Often thought of as beginning in Britain in the 18th century, the Industrial Revolution is characterised by its many brilliant figures and innovations.
Early advances are often observed to have been in the textiles industry. But as well as this, significant headway was made in agriculture, as well as mechanisation. In a more theoretical sense, economic thought went through a significant change. This article will touch on some key dates thought to have kick-started this period of revolution.
Age of Empire (key date: 1757)
Following what is commonly known as the ‘Age of Discovery’ of the 16th Century, in which explorers from European countries would discover (and often lay claim to) new lands throughout the world, nation-states would start to form their own empires. Few countries had more success than Great Britain.
One of Britain’s most prized imperial possessions lay in the jewel of India. In 1757, the British (in the form of the East India Company) defeated Nawab Siraj-ud-daulah at the Battle of Plassey. This battle is often regarded as the beginning of Britain’s 200-year colonial rule in India.
As well as India, Britain’s other imperial possessions played an integral role in ensuring Britain’s primacy in the industrial revolution.
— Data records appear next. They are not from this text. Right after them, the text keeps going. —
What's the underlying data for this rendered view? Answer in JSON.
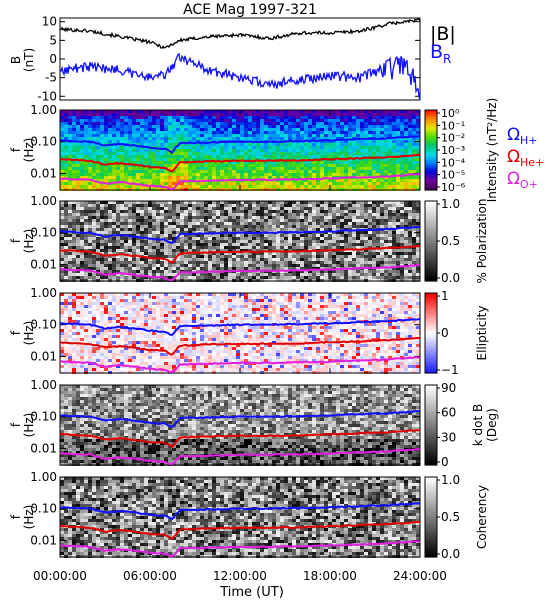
{
  "title": "ACE Mag 1997-321",
  "x_axis": {
    "label": "Time (UT)",
    "ticks": [
      "00:00:00",
      "06:00:00",
      "12:00:00",
      "18:00:00",
      "24:00:00"
    ],
    "range_hours": [
      0,
      24
    ]
  },
  "freq_axis": {
    "label_line1": "f",
    "label_line2": "(Hz)",
    "ticks": [
      "1.00",
      "0.10",
      "0.01"
    ],
    "log_scale": true,
    "range_hz": [
      0.003,
      1.0
    ]
  },
  "field_panel": {
    "ylabel_line1": "B",
    "ylabel_line2": "(nT)",
    "yticks": [
      "10",
      "5",
      "0",
      "-5",
      "-10"
    ],
    "ylim": [
      -11,
      11
    ],
    "legend_B_main": "|B|",
    "legend_BR_main": "B",
    "legend_BR_sub": "R"
  },
  "cyclotron_legend": [
    {
      "symbol": "Ω",
      "sub": "H+",
      "color": "#1010ff"
    },
    {
      "symbol": "Ω",
      "sub": "He+",
      "color": "#e00000"
    },
    {
      "symbol": "Ω",
      "sub": "O+",
      "color": "#e020e0"
    }
  ],
  "colorbars": [
    {
      "label": "Intensity (nT²/Hz)",
      "tick_labels": [
        "10⁰",
        "10⁻¹",
        "10⁻²",
        "10⁻³",
        "10⁻⁴",
        "10⁻⁵",
        "10⁻⁶"
      ],
      "scheme": "rainbow"
    },
    {
      "label": "% Polarization",
      "tick_labels": [
        "1.0",
        "0.5",
        "0.0"
      ],
      "scheme": "gray"
    },
    {
      "label": "Ellipticity",
      "tick_labels": [
        "1",
        "0",
        "−1"
      ],
      "scheme": "redblue"
    },
    {
      "label": "k dot B (Deg)",
      "label_line1": "k dot B",
      "label_line2": "(Deg)",
      "tick_labels": [
        "90",
        "60",
        "30",
        "0"
      ],
      "scheme": "gray"
    },
    {
      "label": "Coherency",
      "tick_labels": [
        "1.0",
        "0.5",
        "0.0"
      ],
      "scheme": "gray"
    }
  ],
  "colors": {
    "B_total": "#000000",
    "B_R": "#1010ff",
    "H_plus": "#1010ff",
    "He_plus": "#e00000",
    "O_plus": "#e020e0"
  },
  "chart_data": [
    {
      "type": "line",
      "title": "ACE Mag 1997-321",
      "xlabel": "Time (UT)",
      "ylabel": "B (nT)",
      "ylim": [
        -11,
        11
      ],
      "x_hours": [
        0,
        2,
        4,
        6,
        7,
        8,
        10,
        12,
        14,
        16,
        18,
        20,
        22,
        23,
        24
      ],
      "series": [
        {
          "name": "|B|",
          "values": [
            8.0,
            7.5,
            6.0,
            4.5,
            3.0,
            5.0,
            6.0,
            6.5,
            5.5,
            7.0,
            7.0,
            7.5,
            9.5,
            10.0,
            10.5
          ]
        },
        {
          "name": "B_R",
          "values": [
            -3.0,
            -2.0,
            -3.0,
            -5.0,
            -4.0,
            0.5,
            -3.0,
            -5.0,
            -7.0,
            -5.5,
            -4.5,
            -5.0,
            -2.0,
            -1.0,
            -10.0
          ]
        }
      ]
    },
    {
      "type": "heatmap",
      "name": "Intensity spectrogram",
      "ylabel": "f (Hz)",
      "colorbar": "Intensity (nT²/Hz)",
      "overlay_lines": {
        "x_hours": [
          0,
          2,
          3,
          4,
          6,
          7,
          7.5,
          8,
          10,
          12,
          14,
          16,
          18,
          20,
          22,
          24
        ],
        "H_plus_hz": [
          0.11,
          0.1,
          0.075,
          0.085,
          0.065,
          0.06,
          0.045,
          0.09,
          0.095,
          0.1,
          0.1,
          0.105,
          0.11,
          0.12,
          0.13,
          0.15
        ],
        "He_plus_hz": [
          0.028,
          0.025,
          0.019,
          0.021,
          0.016,
          0.015,
          0.011,
          0.022,
          0.024,
          0.025,
          0.025,
          0.026,
          0.028,
          0.03,
          0.033,
          0.038
        ],
        "O_plus_hz": [
          0.0069,
          0.0063,
          0.0047,
          0.0053,
          0.0041,
          0.0038,
          0.0028,
          0.0056,
          0.0059,
          0.0063,
          0.0063,
          0.0066,
          0.0069,
          0.0075,
          0.0081,
          0.0094
        ]
      }
    },
    {
      "type": "heatmap",
      "name": "Polarization spectrogram",
      "ylabel": "f (Hz)",
      "colorbar": "% Polarization"
    },
    {
      "type": "heatmap",
      "name": "Ellipticity spectrogram",
      "ylabel": "f (Hz)",
      "colorbar": "Ellipticity"
    },
    {
      "type": "heatmap",
      "name": "k dot B spectrogram",
      "ylabel": "f (Hz)",
      "colorbar": "k dot B (Deg)"
    },
    {
      "type": "heatmap",
      "name": "Coherency spectrogram",
      "ylabel": "f (Hz)",
      "colorbar": "Coherency"
    }
  ]
}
The raw materials and land gained from such a colony would help to fuel the developing world.
Advent of Steam (key dates: 1712, 1781)
In 1712, Thomas Newcomen built was was essentially the world’s first steam engine. While it was far from efficient, this was the first time water and wind weren’t being relied upon for energy. In 1769, Newcomen’s design was built upon by the Scotsman James Watt, who improved the efficiency of the engine.
By 1781, Watt patented his own rotary steam engine, an invention that would be widely regarded as the defining invention of the Industrial Revolution. Its versatility meant that several other industries, mainly transport and textiles would see great advancement.
These steam engines defined a shift from man-power to machine-power, allowing the exponential growth economically. Many workers often found themselves threatened by these new innovations, but there was strict legislation in place protecting machine innovations and attempts to stop industrial secrets being spread abroad.
Textiles boom (key date: 1764)
One of the leading industries of the industrial revolution, the textiles and cloth industry would see unprecedented growth in the mid to late-18th century. In 1764, in his house in the village of Stanhill, Lancashire, James Hargreaves invented the Spinning Jenny.
This beautifully simplistic wooden-framed machine would change the face of textiles (particularly cotton). The Jenny initially could do the work of 8 spinsters at a time. Begrudged workers destroyed Hargreaves’ original machines and threatened Hargreaves, forcing him to flee to Nottingham.
Hargreaves would later go on to patent his 16 spindle-spinning jenny in 1770, the tide of progress was unstoppable and this turbulent era of revolution scared some, yet was met with elation by others.
Changing the economic mindset (key date: 1776)
In 1776, Adam Smith published his most notable work ‘The Wealth of Nations’. This writing showed a dramatic change in thinking in western economics. The ‘laissez-faire’, free-market economics Smith advocated helped Britain get ahead of their more conservative, traditional continental rivals.
The dynamism and entrepreneurship this new form of economics supported is most notably shown through the establishment of maritime trade organisations like the East India Company. Companies like this would trade in commodities like sugar and tobacco (as well as the more ugly business of the Atlantic Slave Trade) all over the world.